Это невозможно. Это какая-то мистификация. Но зачем? И как?.. Я хочу уйти отсюда. Мне слишком больно. Но я хочу слушать ее. Не знаю. Мне это снится. Я сама себе снюсь.
— Твоя ненависть дает тебе силы. Бог позволит тебе наказать виновных. Тогда ты найдешь то, что искала. Tы — воин, ты рождена для этого, ты обращаешься к другим богам, но все они — воплощение одного. Молись им, если тебе хочется. Бог тот, которого ты можешь принять сердцем.
Это невозможно. Ее голова склоняется на грудь. Она умерла?
— Я видела, — голос ее звучит устало. — Я видела то, что случилось давно. И то, что сделали недавно. Бедная девочка, тебе пришлось нелегко. Но учти: кого Бог любит, тому посылает самые тяжелые испытания.
— Я не понимаю. Никто не знал об этом. Как вы?..

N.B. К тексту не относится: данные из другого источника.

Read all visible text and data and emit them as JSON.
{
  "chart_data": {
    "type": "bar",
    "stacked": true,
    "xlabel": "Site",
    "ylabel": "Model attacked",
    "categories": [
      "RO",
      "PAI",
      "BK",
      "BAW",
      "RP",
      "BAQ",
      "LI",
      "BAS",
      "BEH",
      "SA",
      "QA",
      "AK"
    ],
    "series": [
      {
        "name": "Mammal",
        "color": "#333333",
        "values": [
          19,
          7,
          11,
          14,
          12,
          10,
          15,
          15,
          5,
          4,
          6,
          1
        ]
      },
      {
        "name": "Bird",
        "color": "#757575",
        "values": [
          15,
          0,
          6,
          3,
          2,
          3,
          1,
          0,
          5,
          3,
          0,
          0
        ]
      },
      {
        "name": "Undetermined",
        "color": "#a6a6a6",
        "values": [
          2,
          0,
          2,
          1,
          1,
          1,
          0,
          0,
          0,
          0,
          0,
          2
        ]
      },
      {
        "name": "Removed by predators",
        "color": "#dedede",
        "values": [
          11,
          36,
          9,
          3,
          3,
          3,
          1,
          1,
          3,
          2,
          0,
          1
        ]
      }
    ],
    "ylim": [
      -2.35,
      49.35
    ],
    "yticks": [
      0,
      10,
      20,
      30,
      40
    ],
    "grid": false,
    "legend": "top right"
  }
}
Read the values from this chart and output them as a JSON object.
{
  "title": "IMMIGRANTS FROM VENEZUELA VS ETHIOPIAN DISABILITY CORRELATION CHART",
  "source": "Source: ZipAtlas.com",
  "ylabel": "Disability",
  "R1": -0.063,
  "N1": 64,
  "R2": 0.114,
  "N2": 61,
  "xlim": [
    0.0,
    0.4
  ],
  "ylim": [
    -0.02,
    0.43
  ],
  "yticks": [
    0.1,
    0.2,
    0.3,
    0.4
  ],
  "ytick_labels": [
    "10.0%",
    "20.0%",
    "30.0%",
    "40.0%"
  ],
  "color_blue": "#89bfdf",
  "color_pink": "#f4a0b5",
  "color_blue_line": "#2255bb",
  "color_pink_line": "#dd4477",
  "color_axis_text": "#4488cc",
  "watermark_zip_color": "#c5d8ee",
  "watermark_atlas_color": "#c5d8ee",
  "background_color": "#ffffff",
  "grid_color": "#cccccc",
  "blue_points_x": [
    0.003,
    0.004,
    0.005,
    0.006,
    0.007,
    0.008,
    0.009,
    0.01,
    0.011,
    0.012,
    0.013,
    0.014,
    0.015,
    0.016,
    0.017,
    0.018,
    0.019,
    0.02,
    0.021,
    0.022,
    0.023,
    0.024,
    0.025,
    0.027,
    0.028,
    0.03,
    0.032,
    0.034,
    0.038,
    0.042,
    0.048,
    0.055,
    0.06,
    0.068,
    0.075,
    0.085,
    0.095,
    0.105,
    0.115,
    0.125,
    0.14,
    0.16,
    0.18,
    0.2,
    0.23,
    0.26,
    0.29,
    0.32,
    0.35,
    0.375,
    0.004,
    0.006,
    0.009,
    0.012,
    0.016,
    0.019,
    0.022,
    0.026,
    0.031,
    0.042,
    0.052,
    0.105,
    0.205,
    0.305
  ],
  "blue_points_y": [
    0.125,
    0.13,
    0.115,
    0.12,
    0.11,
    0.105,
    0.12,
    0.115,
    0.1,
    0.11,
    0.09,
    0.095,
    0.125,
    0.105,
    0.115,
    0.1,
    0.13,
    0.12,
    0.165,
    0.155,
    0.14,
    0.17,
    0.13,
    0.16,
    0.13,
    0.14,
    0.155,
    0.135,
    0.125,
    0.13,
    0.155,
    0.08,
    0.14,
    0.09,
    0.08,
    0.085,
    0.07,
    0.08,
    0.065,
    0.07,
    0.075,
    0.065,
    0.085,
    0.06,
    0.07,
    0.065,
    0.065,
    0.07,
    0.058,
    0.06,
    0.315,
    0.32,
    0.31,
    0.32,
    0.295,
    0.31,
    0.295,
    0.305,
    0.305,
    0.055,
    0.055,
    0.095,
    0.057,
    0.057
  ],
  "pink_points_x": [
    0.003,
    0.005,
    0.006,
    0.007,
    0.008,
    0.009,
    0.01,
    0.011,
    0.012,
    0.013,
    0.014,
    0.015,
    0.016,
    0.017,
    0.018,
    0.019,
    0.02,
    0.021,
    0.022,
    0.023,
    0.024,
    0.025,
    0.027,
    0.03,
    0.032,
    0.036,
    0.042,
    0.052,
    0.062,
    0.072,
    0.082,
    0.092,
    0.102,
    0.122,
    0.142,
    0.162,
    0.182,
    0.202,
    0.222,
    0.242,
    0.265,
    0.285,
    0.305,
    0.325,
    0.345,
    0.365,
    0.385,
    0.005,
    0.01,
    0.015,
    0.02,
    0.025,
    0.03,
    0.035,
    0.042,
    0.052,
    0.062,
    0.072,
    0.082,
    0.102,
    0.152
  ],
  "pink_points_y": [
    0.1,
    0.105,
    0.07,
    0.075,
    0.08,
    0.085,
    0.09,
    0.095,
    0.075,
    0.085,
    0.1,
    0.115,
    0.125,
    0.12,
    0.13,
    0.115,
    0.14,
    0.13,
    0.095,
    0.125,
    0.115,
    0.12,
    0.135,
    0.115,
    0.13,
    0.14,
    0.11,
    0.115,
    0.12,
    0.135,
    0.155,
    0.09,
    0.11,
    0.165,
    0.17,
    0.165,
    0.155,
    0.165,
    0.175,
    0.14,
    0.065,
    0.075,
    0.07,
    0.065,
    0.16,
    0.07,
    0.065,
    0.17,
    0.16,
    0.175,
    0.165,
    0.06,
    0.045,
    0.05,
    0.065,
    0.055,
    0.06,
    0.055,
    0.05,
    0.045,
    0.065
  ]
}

— Я до сих пор не знаю, как это выходит. Но я знаю, кто ты, я ощущала все так, как ты. Только тебе для этого понадобилась вся жизнь, а мне — какой-то. миг. Ты сама создала себе ад, в котором живешь. Ты должна понять и перестать обвинять себя в том, в чем нет твоей вины. А теперь иди.
Ознакомительная версия.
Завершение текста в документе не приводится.